- NNSA, FBI Conclude Radiological Security Exercise at University of Cincinnati
WMDs. Courtesy photo
WASHINGTON, D.C. – NNSA’s Offices of Counterterrorism Policy and Cooperation and Global Threat Reduction and the FBI today announced the completion of the Bearcat Thunder counterterrorism table-top exercise at the University of Cincinnati (UC), the 100th exercise of its kind.
The exercise is part of NNSA’s Silent Thunder table-top series, which is aimed at giving federal, state and local officials, first responders and law enforcement critical, hands-on experience in responding to a terrorist attack involving radiological materials.
NNSA began the Weapons of Mass Destruction (WMD) Counterterrorism Exercise Program in 1999. It has grown to include both domestic Department of Energy facilities and private sector locations such as hospitals and universities.
The exercises have been carried out primarily within the United States, but have included foreign participants as well. In a first for the Silent Thunder series, an official from the International Atomic Energy Agency observed the Bearcat Thunder exercise.
“The President has stated that the greatest threat to global security is the danger of nuclear terrorism,” said Undersecretary and Associate Administrator for NNSA’s Office of Counterterrorism and Counterproliferation Steven Aoki. “The Silent Thunder exercise program, developed and conducted in partnership by NNSA and the FBI, directly addresses this threat. We recognize that reducing the risk of radiological or nuclear terrorism requires a whole-of-community approach that brings together officials and responders from the federal, state, local and facility levels.”
To date, NNSA and the FBI have conducted Silent Thunder exercises in 22 states and the District of Columbia, with plans to reach additional states in the future.
Today’s Bearcat Thunder exercise played out a fictitious scenario with terrorists infiltrating a research facility and attempting to seize control of a high-activity radiological source that, in principle, could be used in radiological dispersal devices, commonly referred to as dirty bombs.
The participating officials worked cooperatively to assess and respond to simulated facility alarms and then manage the crisis as if it were actually happening. The goal of these exercises is to provide first-hand crisis management experience, facilitate coordination between multiple agencies and improve both security and emergency response methods.
Exercises take place in select locations across the country with facilities that house nuclear or high-activity radioactive materials.
“From the University of Cincinnati’s perspective, this exercise allowed us to achieve a number of goals,” said UC Assistant Police Chief Jeff Corcoran. “We were able to evaluate the school’s procedures and tactical decision making, exercise our mutual aid and unified command structure, improve communication and interoperability between UC Police and surrounding jurisdictions and evaluate our emergency alert system and evacuation planning. Overall, this was an excellent experience that provided enormous benefit to the University’s preparedness.”
The exercise series is jointly organized and funded by NNSA’s Global Threat Reduction Initiative (GTRI), NNSA’s Office of Counterterrorism Policy and Cooperation, and the FBI. The federal agencies participating in Bearcat Thunder were joined by authorities representing the state, county and municipal agencies including the Cincinnati Fire Department, Cincinnati Police, Cincinnati Department of Public Health, Greater Cincinnati Health Council, Red Cross Disaster Services, Hamilton County Radiation Task Force, Ohio Department of Health, Ohio Department of Public Safety, Greater Cincinnati HazMat Team, Hamilton County Department of Health, Christ Hospital, St.
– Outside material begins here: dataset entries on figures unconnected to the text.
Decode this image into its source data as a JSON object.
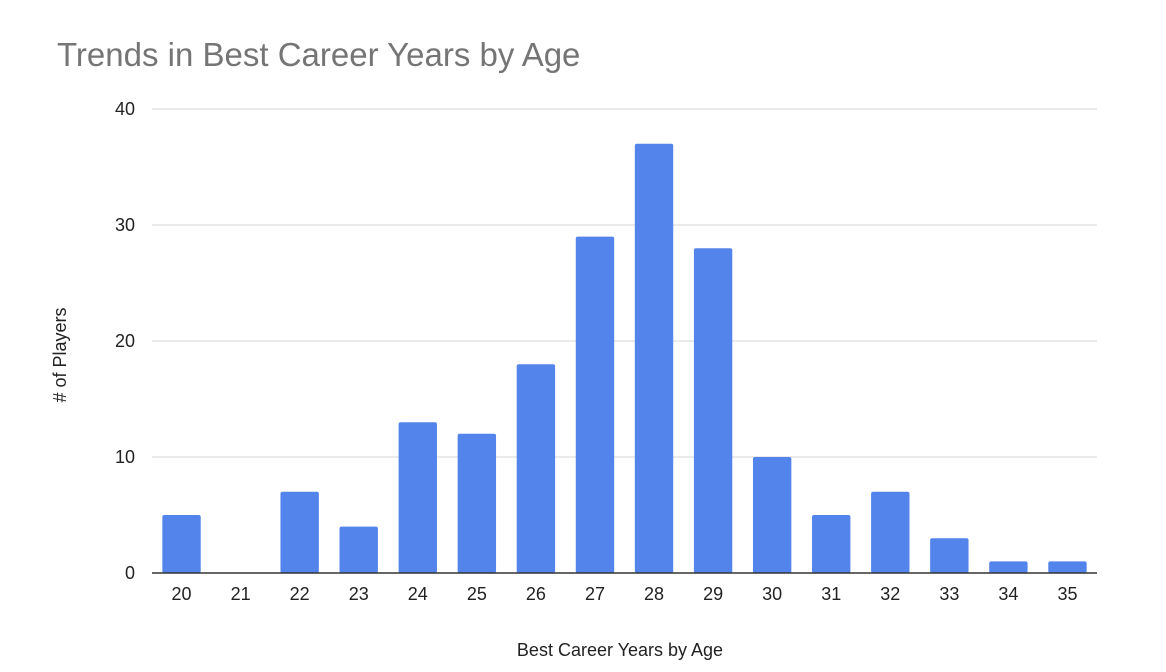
{
  "chart_data": {
    "type": "bar",
    "title": "Trends in Best Career Years by Age",
    "xlabel": "Best Career Years by Age",
    "ylabel": "# of Players",
    "categories": [
      "20",
      "21",
      "22",
      "23",
      "24",
      "25",
      "26",
      "27",
      "28",
      "29",
      "30",
      "31",
      "32",
      "33",
      "34",
      "35"
    ],
    "values": [
      5,
      0,
      7,
      4,
      13,
      12,
      18,
      29,
      37,
      28,
      10,
      5,
      7,
      3,
      1,
      1
    ],
    "ylim": [
      0,
      40
    ],
    "yticks": [
      0,
      10,
      20,
      30,
      40
    ],
    "grid": true,
    "legend": "none",
    "colors": {
      "bar": "#5384ec",
      "grid": "#d5d5d5",
      "axis": "#333333",
      "title": "#757575",
      "text": "#222222"
    }
  }
}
Luke Hospital, UC and University Hospital.
NNSA’s GTRI, in coordination with the Nuclear Regulatory Commission (NRC) and the Department of Homeland Security, installs voluntary security upgrades at hospitals and other civilian sites housing high-activity radiological sources that are commonly used in medical procedures and other commercial activities.
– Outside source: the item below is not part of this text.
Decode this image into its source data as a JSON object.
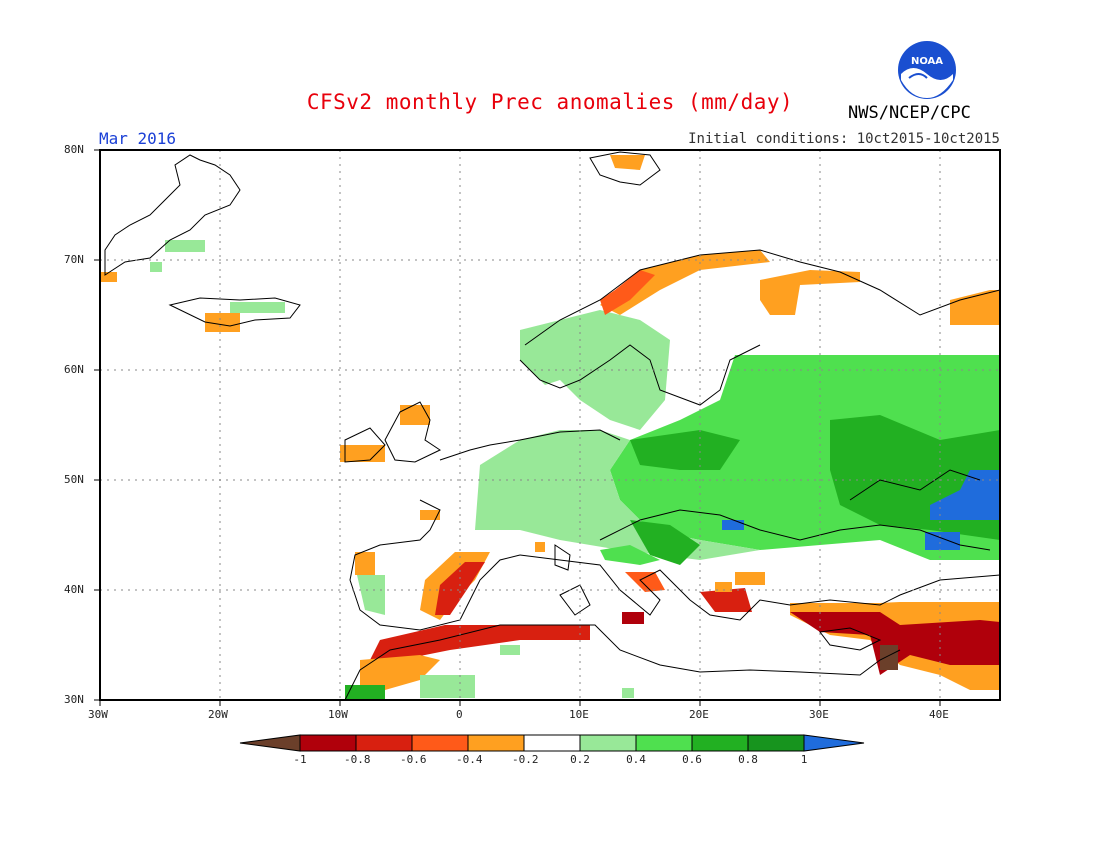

Preceding the Bearcat Thunder exercise, the University of Cincinnati instituted these GTRI radiological security improvements.
These security upgrades further reduce the potential for theft or misuse of radiological materials that could be used in a dirty bomb. These voluntary upgrades are in addition to increased security enhancements required by NRC and NRC agreement states since 2006.
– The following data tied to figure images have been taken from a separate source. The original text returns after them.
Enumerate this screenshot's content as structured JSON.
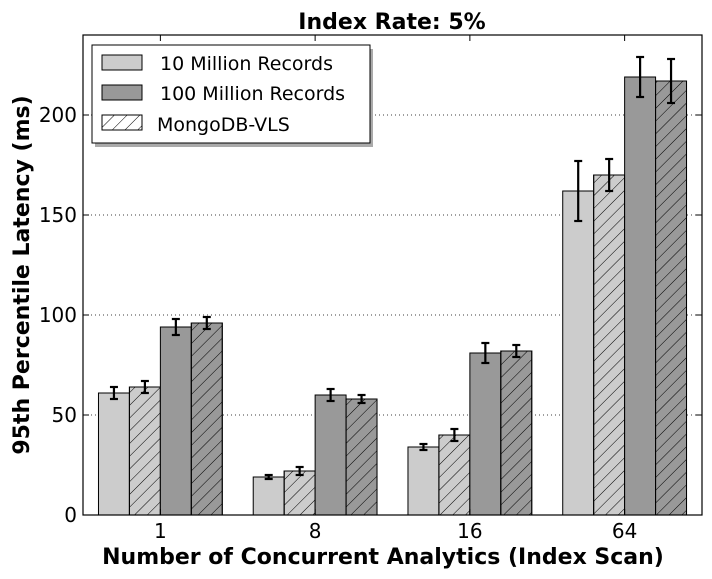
{
  "chart_data": {
    "type": "bar",
    "title": "Index Rate: 5%",
    "xlabel": "Number of Concurrent Analytics (Index Scan)",
    "ylabel": "95th Percentile Latency (ms)",
    "categories": [
      "1",
      "8",
      "16",
      "64"
    ],
    "ylim": [
      0,
      240
    ],
    "yticks": [
      0,
      50,
      100,
      150,
      200
    ],
    "grid": "horizontal-dotted",
    "legend_position": "top-left",
    "legend": [
      "10 Million Records",
      "100 Million Records",
      "MongoDB-VLS"
    ],
    "series": [
      {
        "values": [
          61,
          19,
          34,
          162
        ],
        "errors": [
          3,
          1,
          1.5,
          15
        ],
        "fill": "#cccccc",
        "hatched": false
      },
      {
        "values": [
          64,
          22,
          40,
          170
        ],
        "errors": [
          3,
          2,
          3,
          8
        ],
        "fill": "#cccccc",
        "hatched": true
      },
      {
        "values": [
          94,
          60,
          81,
          219
        ],
        "errors": [
          4,
          3,
          5,
          10
        ],
        "fill": "#999999",
        "hatched": false
      },
      {
        "values": [
          96,
          58,
          82,
          217
        ],
        "errors": [
          3,
          2,
          3,
          11
        ],
        "fill": "#999999",
        "hatched": true
      }
    ]
  }
}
Started in 1999, NNSA’s Office of Counterterrorism Policy and Cooperation’s WMD Counterterrorism Exercise Program took on an expanded role following the tragic events of Sept. 11, 2001. Since the program began, more than 8,700 international, federal, state and local officials have participated in 100 different exercises.
To promote full participation by state and local officials, Silent Thunder exercises are unclassified and utilize open source information for scenario development and are conducted in a no-fault environment.